Humairaa Mayet | 13 November 2018 | Image: Amnesty International
As of November 11th 2018, Amnesty International has officially stripped Suu Kyi, the leader of Myanmar’s National League for Democracy, of the ‘Ambassador of Conscience’ award. In 2009, Suu Kyi was presented with this honour by Amnesty International after her twenty year long struggle against the oppressive Burmese Junta regime, thirteen of which she spent under house arrest.
Speaking to Salaamedia, Shenilla Mohammed, executive director of Amnesty International South Africa, said that Suu Kyi was “a symbol of hope and courage” in the past. Following her entry into government in 2016, she has been complicit in multiple violations of human rights of the Rohingya people.
Mohammed quoted Suu Kyi’s comments made in 2013 upon receiving the award, stating that Myanmar’s State Counsellor requested that Amnesty International “never take [their] eyes or [their] mind off [Myanmar].” Amnesty International repeatedly attempted to engage with the Myanmar government, yet Suu Kyi refused negotiations and continued to violate the human rights of Burma’s minority population- the Rohingya.
The “Ambassador of Conscience” award is given to individuals who incessantly and tirelessly promote and protect human rights. Other recipients of this award have been iconic human rights activists such as Nelson Mandela, South African president and struggle stalwart; and Mary Robinson, Irish President and United Nations High Commissioner for Human Rights. Suu Kyi is the only recipient of the ‘Ambassador of Conscience’ award to have it subsequently withdrawn in the wake of her suppression of human rights, as shown in her involvement in the persecution of the Rohingya people.
Her administration has been actively hostile to the Rohingya population in Myanmar. Mohammed claims that members of the National League for Democracy, under the leadership of Suu Kyi, have accused the Rohingya of carrying out acts of terrorism, burning down their own homes, and laying false rape claims.
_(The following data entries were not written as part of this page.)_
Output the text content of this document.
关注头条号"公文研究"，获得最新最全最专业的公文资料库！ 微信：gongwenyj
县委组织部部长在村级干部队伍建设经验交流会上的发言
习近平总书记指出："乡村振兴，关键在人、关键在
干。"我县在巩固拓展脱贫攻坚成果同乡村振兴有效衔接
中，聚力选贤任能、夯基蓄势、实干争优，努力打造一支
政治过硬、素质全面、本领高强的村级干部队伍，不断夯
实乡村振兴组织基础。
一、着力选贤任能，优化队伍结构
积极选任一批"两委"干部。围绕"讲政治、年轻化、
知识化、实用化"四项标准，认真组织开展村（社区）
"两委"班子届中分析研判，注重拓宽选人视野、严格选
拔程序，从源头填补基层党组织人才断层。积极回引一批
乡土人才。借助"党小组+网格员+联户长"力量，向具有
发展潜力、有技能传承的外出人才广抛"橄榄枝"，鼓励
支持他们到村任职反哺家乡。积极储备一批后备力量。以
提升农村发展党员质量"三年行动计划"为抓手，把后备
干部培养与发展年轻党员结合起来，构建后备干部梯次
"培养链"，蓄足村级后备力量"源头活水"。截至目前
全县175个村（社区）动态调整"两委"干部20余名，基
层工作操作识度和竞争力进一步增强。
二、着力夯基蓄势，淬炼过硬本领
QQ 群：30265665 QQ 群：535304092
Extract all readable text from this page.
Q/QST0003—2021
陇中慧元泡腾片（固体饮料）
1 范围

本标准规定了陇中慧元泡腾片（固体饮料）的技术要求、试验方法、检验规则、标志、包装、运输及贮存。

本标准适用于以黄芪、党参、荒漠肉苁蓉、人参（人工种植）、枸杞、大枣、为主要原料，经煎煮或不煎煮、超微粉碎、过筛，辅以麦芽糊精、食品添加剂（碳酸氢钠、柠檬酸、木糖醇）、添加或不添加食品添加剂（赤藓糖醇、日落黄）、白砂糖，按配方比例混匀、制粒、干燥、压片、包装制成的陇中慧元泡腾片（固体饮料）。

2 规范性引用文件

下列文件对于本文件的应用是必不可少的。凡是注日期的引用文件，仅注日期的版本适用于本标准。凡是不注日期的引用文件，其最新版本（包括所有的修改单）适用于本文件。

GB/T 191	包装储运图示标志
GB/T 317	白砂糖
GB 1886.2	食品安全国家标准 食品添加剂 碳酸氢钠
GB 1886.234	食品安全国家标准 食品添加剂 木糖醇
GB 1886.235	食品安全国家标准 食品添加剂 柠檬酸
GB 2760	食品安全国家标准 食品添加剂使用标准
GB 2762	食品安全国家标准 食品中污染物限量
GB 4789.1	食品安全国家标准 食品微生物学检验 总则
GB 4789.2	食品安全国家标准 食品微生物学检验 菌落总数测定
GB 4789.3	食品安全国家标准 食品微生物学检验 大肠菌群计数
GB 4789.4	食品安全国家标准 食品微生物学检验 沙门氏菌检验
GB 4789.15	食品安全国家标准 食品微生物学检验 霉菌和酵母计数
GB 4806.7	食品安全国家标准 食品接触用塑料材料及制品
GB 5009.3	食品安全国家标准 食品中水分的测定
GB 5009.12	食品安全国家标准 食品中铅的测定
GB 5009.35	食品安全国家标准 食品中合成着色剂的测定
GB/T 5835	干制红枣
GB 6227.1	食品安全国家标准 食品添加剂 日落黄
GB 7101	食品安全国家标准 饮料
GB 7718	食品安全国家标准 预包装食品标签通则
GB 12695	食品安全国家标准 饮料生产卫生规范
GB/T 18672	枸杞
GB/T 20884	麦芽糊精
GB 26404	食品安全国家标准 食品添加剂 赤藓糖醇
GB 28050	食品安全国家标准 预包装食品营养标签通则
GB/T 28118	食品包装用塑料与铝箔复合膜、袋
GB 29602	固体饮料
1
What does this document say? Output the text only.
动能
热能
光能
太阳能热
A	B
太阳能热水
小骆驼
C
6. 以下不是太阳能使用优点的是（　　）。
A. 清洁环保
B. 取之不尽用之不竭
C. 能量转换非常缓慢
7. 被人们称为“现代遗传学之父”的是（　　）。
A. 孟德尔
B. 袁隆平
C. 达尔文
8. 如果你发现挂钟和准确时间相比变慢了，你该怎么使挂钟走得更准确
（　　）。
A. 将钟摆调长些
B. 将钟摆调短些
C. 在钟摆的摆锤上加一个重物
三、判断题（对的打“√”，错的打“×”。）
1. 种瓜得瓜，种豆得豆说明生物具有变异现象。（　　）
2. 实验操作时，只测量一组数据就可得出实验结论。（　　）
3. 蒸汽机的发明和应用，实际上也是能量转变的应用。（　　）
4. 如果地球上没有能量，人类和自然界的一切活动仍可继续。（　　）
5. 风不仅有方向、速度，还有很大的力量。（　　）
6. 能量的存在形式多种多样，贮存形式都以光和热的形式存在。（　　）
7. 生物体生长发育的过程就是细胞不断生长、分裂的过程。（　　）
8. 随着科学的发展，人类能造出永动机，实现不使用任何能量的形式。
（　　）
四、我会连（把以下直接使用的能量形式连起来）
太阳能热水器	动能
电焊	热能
The Burmese state media portrayed the Rohingya people as detestable “thorns that must be pulled out.” These techniques, among other methods utilised by the government of Myanmar, assisted in the dehumanisation of the Rohingya people, not only in Burma but across the world.
Suu Kyi is undoubtedly involved in the oppression and subjugation of the minority Rohingya population. In 2017, she denied that what was taking place was ethnic cleansing, yet as more and more Rohingya were displaced and killed, the occurrences in Myanmar strongly began to resemble what can only be described as ethnic cleansing. While she has not been tried for her crimes in an official capacity, the withdrawal by Amnesty International of her ‘Ambassador of Conscience’ award is a significant event, and may inspire further criticism and condemnation of her tyrannical regime.
By refusing to use her moral authority to speak out against injustice, she has betrayed the morals and values that she once embodied, and has mimicked the system she fought against for twenty years. Since her coming into power, Suu Kyi has had numerous awards from various universities and governments retracted due to her persecution of the Rohingya people.